Stefan Schirmer z inicjatywy Boycott Qatar jest przekonany, że dzięki działaniom jego ludzi uda się zwrócić uwagę klubów i Niemieckiego Związku Piłki Nożnej na nadmierną komercjalizację futbolu. Akcja może sprawić, że krajem, w którym katarską imprezę obejrzy najmniej fanów, będą właśnie Niemcy. U naszych zachodnich sąsiadów futbol często ogląda się w barach. Niemieckie media informowały o setkach lokali, które jednak nie będą pokazywać u siebie meczów. Właściciele uważają, że byliby hipokrytami, krytykując mundial, a potem pokazując mecze i zarabiając na tym. Przed pierwszym gwizdkiem w Ad-Dausze można było mieć nadzieję, że działania Boycott Qatar odniosą w Niemczech sukces.

Niemcom wyjątkowo nie przypadł do gustu także termin rozgrywek. Koniec listopada i część grudnia to czas adwentu i świątecznych jarmarków. W tym okresie wielu Niemców zaprząta sobie głowę jedynie organizacją straganów świątecznych w Dreźnie czy Norymberdze, a nie meczami w odległym arabskim kraju. Zdaniem wielu mundial może odciągnąć miejscowych i zagranicznych turystów od tej tradycji. A to wiązałoby się z finansowym krachem. Ostatnio słychać w Niemczech, że na jarmarkach pojawią się… bombki z wizerunkiem trenera drużyny narodowej Hansiego Flicka!

Anglia i Francja bez stref kibica

Fani na Wyspach nie prezentują tak jednolitych poglądów i nie są tak zdeterminowani w potępianiu Katarczyków. Kilka tygodni przed mundialem część deklarowała, że zbojkotuje finały, część, że bojkot i tak niczego nie da, inni z kolei uznali, że skoro od lat chodzą na mecze do tego samego pubu, to nie widzą potrzeby tego zmieniać. Z tą tylko różnicą, że wielu angielskich kibiców na znak protestu założy poza koszulką swoich tęczowe opaski czy nakrycia głowy. Z kolei z opaską OneLove z tęczowym sercem wystąpi w Katarze kapitan reprezentacji Anglii Harry Kane. Na Wyspach nie brakuje też właścicieli pubów, którzy już kilka tygodni temu dali do zrozumienia, że zerwą z tradycją i na czas mundialu schowają telewizory. Tak będzie w Londynie i bardzo piłkarskim Liverpoolu.

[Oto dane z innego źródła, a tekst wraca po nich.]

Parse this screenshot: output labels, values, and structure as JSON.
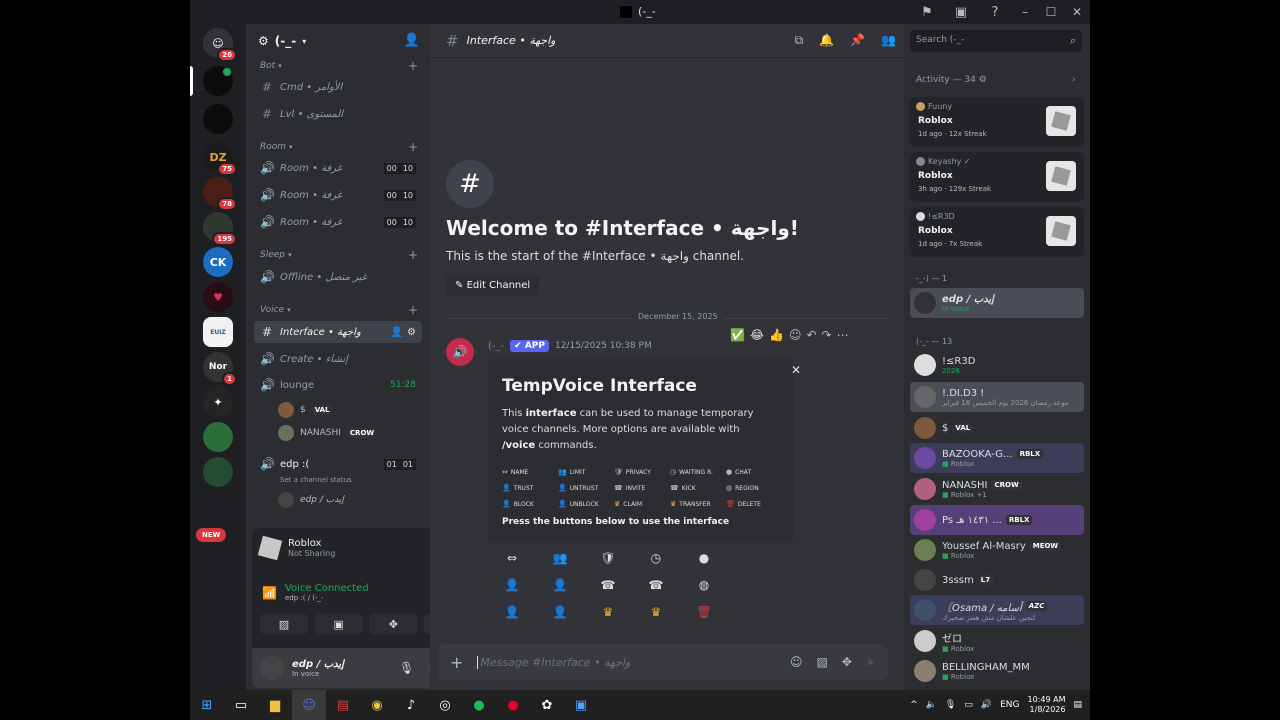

Podczas kilku poprzednich mundiali angielscy kibice tłumnie zasiadali na stadionach, by nawet w tak odległych krajach jak Japonia dopingować swoich. „Do Kataru pojedzie rekordowo skromna grupa naszych. Ja na pewno tam się nie wybiorę – powiedział Billy Grant z Brentford FC, który na finały MŚ jeździ od roku 1990. – Takie podejście do kwestii kibicowania tylko w kraju podziela wielu rodaków”.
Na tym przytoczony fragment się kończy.